Hint-wrapper
Supply hints in the statement of a theorem
Using the computed-hints mechanism, it is possible to place
hints in the hypothesis of a theorem. The hint-wrapper utility
implements this capability. Simply do the following:
(include-book "hints/hint-wrapper" :dir :system)
(add-default-hints '((hint-wrapper-hint clause)))
The include-book above defines a function of one argument,
hint-wrapper, that always returns t but has following special
property. When ACL2 attempts to prove a theorem with a hypothesis that is a
call of hint-wrapper on a quoted hint keyword alist — that is, a
form (quote (:key1 val1 ... :keyn valn)) — then the hints (:key1
val1 ... :keyn valn) will be applied.
The following example illustrates the use of this hint-wrapper
mechanism. The form (add-default-hints '((hint-wrapper-hint clause)))
installs this mechanism as a default hint, arranging that the mechanism is
applied automatically. In this example, the final thm succeeds because
the default hint extracts the indicated :in-theory hint from the
hint-wrapper call in the hypothesis.
(defund foo (x)
(cons x x))
(thm ; FAILS, because foo is disabled
(equal (foo y) (cons y y)))
(add-default-hints '((hint-wrapper-hint clause)))
(thm ; SUCCEEDS, using hint-wrapper mechanism (default hint hint-wrapper-hint)
(implies (hint-wrapper '(:in-theory (enable foo)))
(equal (foo y) (cons y y))))
The process described above is actually applied to the first suitable such
hypothesis, which will be expanded away; on subsequent passes through the
waterfall (see hints-and-the-waterfall) that process will be applied to
the first remaining such hypothesis, and so on. For the following example,
assume that the above defund and add-default-hints calls have
been evaluated. Initially, the indicated (though useless) :expand hint
will be applied, since explicit hints on goals take priority over default
hints. (See override-hints for how to avoid this prioritization.)
Next, the first hint-wrapper call will be applied; it is, of course,
useless, since mv-nth has nothing to do with this theorem. That first
hint-wrapper call is expanded away, producing a subgoal, "Goal'",
with the remaining two hint-wrapper hypotheses. The first of these two
provides the hint to enable foo, which completes the proof.
(thm
(implies (and (hint-wrapper '(:in-theory (enable mv-nth)))
(hint-wrapper '(:in-theory (enable foo)))
(hint-wrapper '(:in-theory (enable nth))))

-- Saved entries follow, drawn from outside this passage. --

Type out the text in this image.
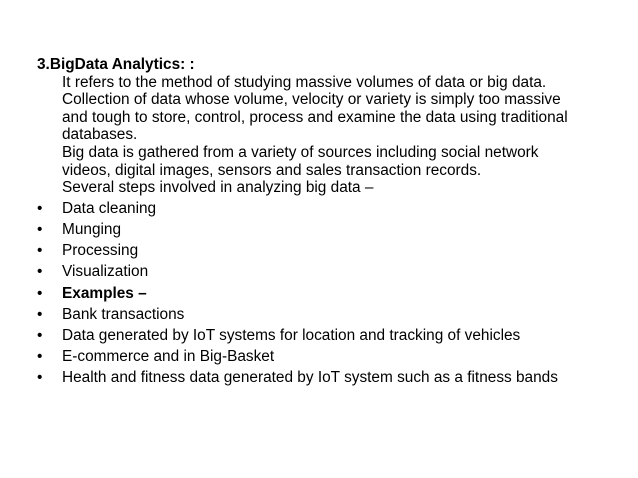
3.BigData Analytics: :
It refers to the method of studying massive volumes of data or big data.
Collection of data whose volume, velocity or variety is simply too massive
and tough to store, control, process and examine the data using traditional
databases.
Big data is gathered from a variety of sources including social network
videos, digital images, sensors and sales transaction records.
Several steps involved in analyzing big data –
•	Data cleaning
•	Munging
•	Processing
•	Visualization
•	Examples –
•	Bank transactions
•	Data generated by IoT systems for location and tracking of vehicles
•	E-commerce and in Big-Basket
•	Health and fitness data generated by IoT system such as a fitness bands
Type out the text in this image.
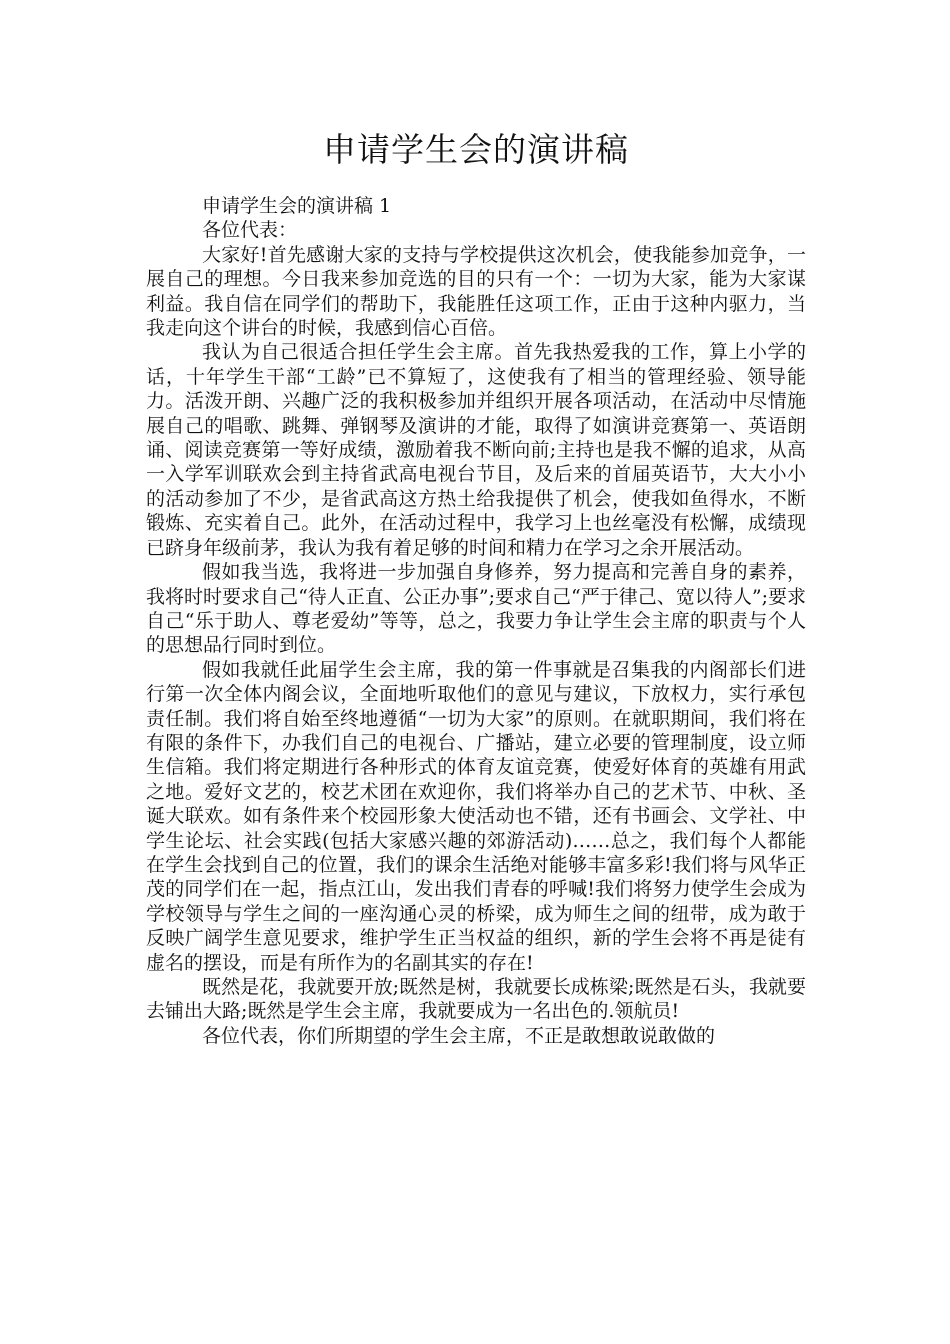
申请学生会的演讲稿

申请学生会的演讲稿 1

各位代表：

大家好!首先感谢大家的支持与学校提供这次机会，使我能参加竞争，一展自己的理想。今日我来参加竞选的目的只有一个：一切为大家，能为大家谋利益。我自信在同学们的帮助下，我能胜任这项工作，正由于这种内驱力，当我走向这个讲台的时候，我感到信心百倍。

我认为自己很适合担任学生会主席。首先我热爱我的工作，算上小学的话，十年学生干部“工龄”已不算短了，这使我有了相当的管理经验、领导能力。活泼开朗、兴趣广泛的我积极参加并组织开展各项活动，在活动中尽情施展自己的唱歌、跳舞、弹钢琴及演讲的才能，取得了如演讲竞赛第一、英语朗诵、阅读竞赛第一等好成绩，激励着我不断向前;主持也是我不懈的追求，从高一入学军训联欢会到主持省武高电视台节目，及后来的首届英语节，大大小小的活动参加了不少，是省武高这方热土给我提供了机会，使我如鱼得水，不断锻炼、充实着自己。此外，在活动过程中，我学习上也丝毫没有松懈，成绩现已跻身年级前茅，我认为我有着足够的时间和精力在学习之余开展活动。

假如我当选，我将进一步加强自身修养，努力提高和完善自身的素养，我将时时要求自己“待人正直、公正办事”;要求自己“严于律己、宽以待人”;要求自己“乐于助人、尊老爱幼”等等，总之，我要力争让学生会主席的职责与个人的思想品行同时到位。

假如我就任此届学生会主席，我的第一件事就是召集我的内阁部长们进行第一次全体内阁会议，全面地听取他们的意见与建议，下放权力，实行承包责任制。我们将自始至终地遵循“一切为大家”的原则。在就职期间，我们将在有限的条件下，办我们自己的电视台、广播站，建立必要的管理制度，设立师生信箱。我们将定期进行各种形式的体育友谊竞赛，使爱好体育的英雄有用武之地。爱好文艺的，校艺术团在欢迎你，我们将举办自己的艺术节、中秋、圣诞大联欢。如有条件来个校园形象大使活动也不错，还有书画会、文学社、中学生论坛、社会实践(包括大家感兴趣的郊游活动)……总之，我们每个人都能在学生会找到自己的位置，我们的课余生活绝对能够丰富多彩!我们将与风华正茂的同学们在一起，指点江山，发出我们青春的呼喊!我们将努力使学生会成为学校领导与学生之间的一座沟通心灵的桥梁，成为师生之间的纽带，成为敢于反映广阔学生意见要求，维护学生正当权益的组织，新的学生会将不再是徒有虚名的摆设，而是有所作为的名副其实的存在!

既然是花，我就要开放;既然是树，我就要长成栋梁;既然是石头，我就要去铺出大路;既然是学生会主席，我就要成为一名出色的.领航员!

各位代表，你们所期望的学生会主席，不正是敢想敢说敢做的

(equal (foo y) (cons y y)))
:hints (("Goal" :expand ((append x y)))))
This hint-wrapper mechanism can actually be applied explicitly, rather
than using a computed hint. Even if we omit the call of add-default-hints displayed above, the following succeeds.
(thm
(implies (hint-wrapper '(:in-theory (enable foo)))
(equal (foo y) (cons y y)))
:hints ((hint-wrapper-hint clause)))
The implementation of the hint-wrapper mechanism is rather
straightforward, and could be useful for understanding computed-hints
in general. See community book hints/hint-wrapper.lisp.